I actually think it was in the wrong category, because I had already read Coraline, which was in the far less embarrassing young adult section, and The Graveyard Book seemed to be about on the same level to me. It seemed weird being grouped with the picture books and first readers. I was glad that it was written in an intelligent way, as with Coraline I kept thinking that I wished there were more books like it for kids and teenagers. It was easy to read, but not stilted and over-simplified. There were big words, old words, accents, and as with other books by Neil Gaiman, it was a celebration of language and imagination. Unlike the version of Coraline I read, this one wasn’t a full graphic novel, but had pen illustrations at each chapter. I really liked them, because the style matched the subject but they weren’t extremely detailed. The font was also easy to read and fitting. The headings, font, and illustrations all came together very well to frame the story.

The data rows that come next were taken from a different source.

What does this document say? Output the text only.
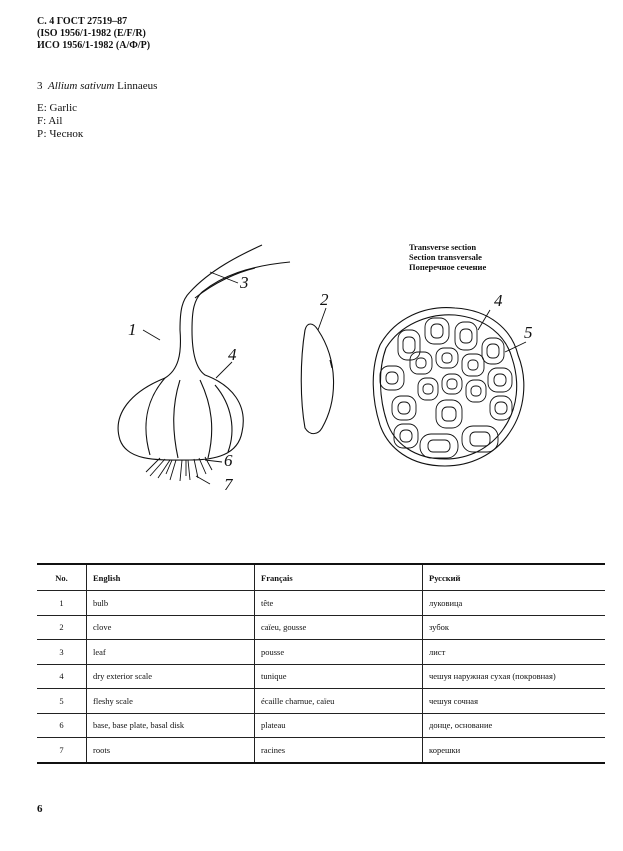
С. 4 ГОСТ 27519–87
(ISO 1956/1-1982 (E/F/R)
ИСО 1956/1-1982 (А/Ф/Р)
3 Allium sativum Linnaeus
E: Garlic
F: Ail
Р: Чеснок
Transverse section
Section transversale
Поперечное сечение
1
2
3
4
4
5
6
7
No.	English	Français	Русский
1	bulb	tête	луковица
2	clove	caïeu, gousse	зубок
3	leaf	pousse	лист
4	dry exterior scale	tunique	чешуя наружная сухая (покровная)
5	fleshy scale	écaille charnue, caïeu	чешуя сочная
6	base, base plate, basal disk	plateau	донце, основание
7	roots	racines	корешки
6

The basis of the plot is that a baby boy, by chance and wileyness, escapes the murder of his family and wanders into a cemetery near his home. The ghosts residing there decide that they should keep him with them safe from whatever danger was outside the gates. They name him Nobody and teach him some ghostly powers. Silas, a resident of the graveyard who is neither dead or alive, becomes his guardian and uses his ability to interact with the outside world to bring him necessities. Nobody grows up among the graves and ghosts, learning to read from headstones, and receiving an extensive education in history. Each chapter addresses a new adventure for Nobody and his ghostly neighbors, and the lessons in the various happenings weren’t overbearing. It was also a good example of simple fantasy, the paranormal and supernatural related universe first lays out its rules, then obeys them. The basic formula makes it believable and easy to follow.

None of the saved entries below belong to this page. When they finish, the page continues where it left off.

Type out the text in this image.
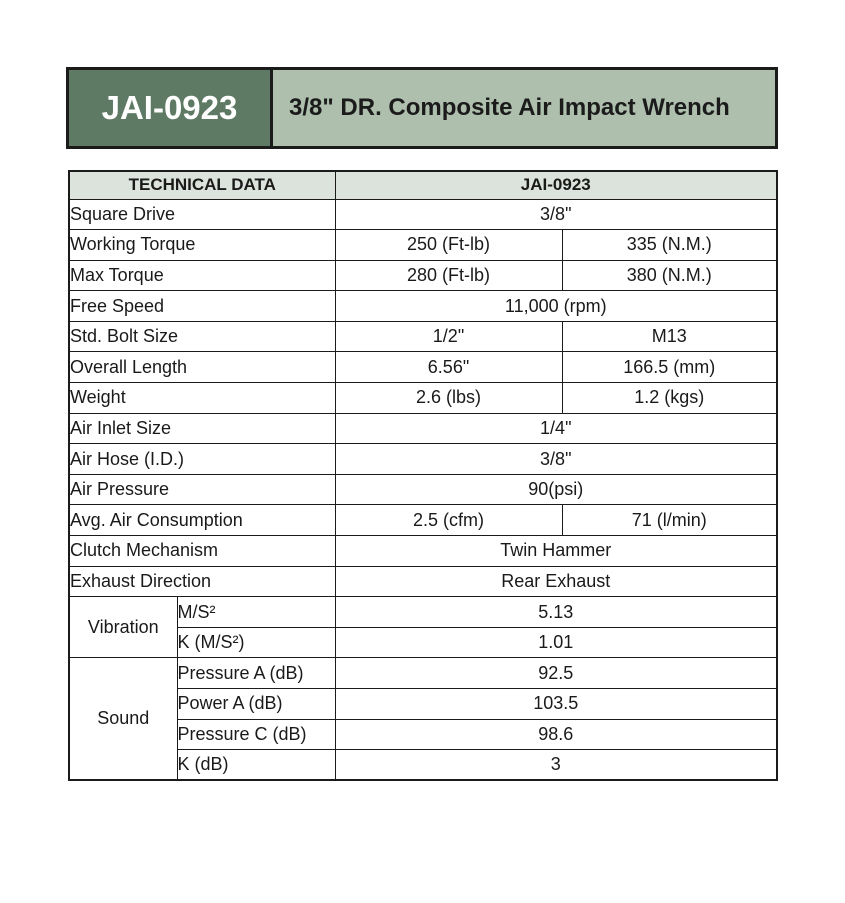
JAI-0923	3/8" DR. Composite Air Impact Wrench
TECHNICAL DATA		JAI-0923	
Square Drive		3/8"	
Working Torque		250 (Ft-lb)	335 (N.M.)
Max Torque		280 (Ft-lb)	380 (N.M.)
Free Speed		11,000 (rpm)	
Std. Bolt Size		1/2"	M13
Overall Length		6.56"	166.5 (mm)
Weight		2.6 (lbs)	1.2 (kgs)
Air Inlet Size		1/4"	
Air Hose (I.D.)		3/8"	
Air Pressure		90(psi)	
Avg. Air Consumption		2.5 (cfm)	71 (l/min)
Clutch Mechanism		Twin Hammer	
Exhaust Direction		Rear Exhaust	
Vibration	M/S²	5.13	
	K (M/S²)	1.01	
Sound	Pressure A (dB)	92.5	
	Power A (dB)	103.5	
	Pressure C (dB)	98.6	
	K (dB)	3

In the afterward, Gaiman explains that he conceived the idea for the book while watching his young son play in a graveyard, and that he imagined writing a story like The Jungle Book set in a cemetery. I haven’t read it in a while, but it seemed like there were a lot of parallels between the two stories, and I think that The Graveyard Book is a fitting homage to the classic. There are adventures, lessons, creativity, and a believably happy ending. This story is definitely worth reading at any age, even if you have to endure sideways looks to retrieve it from the depths of the kiddie section.